Place and date of signature

Usually agreements are signed by both Parties on the same date and place. Nevertheless, in international agreements, due to physical distance, it is common that each of the Parties sign in different dates and places. This agreement provides for both alternatives so it comes to choosing the most appropriate to each situation.

Number of copies

Usually, the Parties sign two copies of the agreement, each Party retaining one of them, but cal also arise the need to sign more copies. In this case all you have to do is mention explicitly the number of copies to be signed in the paragraph that is included at the end of the agreement (Both Parties declare their conformity to the present agreement, which is signed in ...... copies, each of which shall be considered an original).

GENERAL RECOMMENDATIONS

The Parties must sign all pages of the agreement, including Annexes, so they are also valid. It is better to use ball point or pen (not pencil) in a color other than black (e.g.: blue); this makes it easier to distinguish an original document from a photocopy.

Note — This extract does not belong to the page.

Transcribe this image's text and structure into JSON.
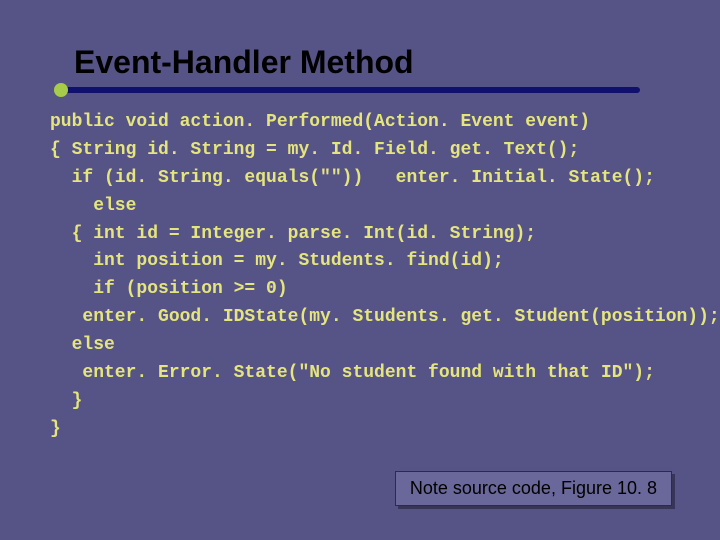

It is preferable (although no mandatory) to express sums of money and percentages in words and figures. Of course, the words and figures for a given amount must match exactly. You also must insert the currency in which the amounts are expressed. It is advisable to use the rules establish by ISO that name each currency by three capital letters (EUR for euro, USD for dollar, GBP for sterling pound, JPY for Japanese yen, etc. - you can get the acronyms of every currency in the website www.oanda.com).

Once you have chosen the best alternatives of each clause and have completed the blank spaces you should revise the whole agreement to remove remaining paragraphs and correct any errors.

LEGAL WARNING

Depending upon your particular situation this agreement might not meet your needs and requirements. In case of doubt, you should consult a legal advisor. Global Marketing Strategies, S.L. as publisher and copyright holder of this agreement disclaims all warranties, whether express or implied, respecting the legal content of this agreement. For any claims arising out or in connection with the use of this agreement, Global Marketing Strategies shall be limited to a refund of the purchase price.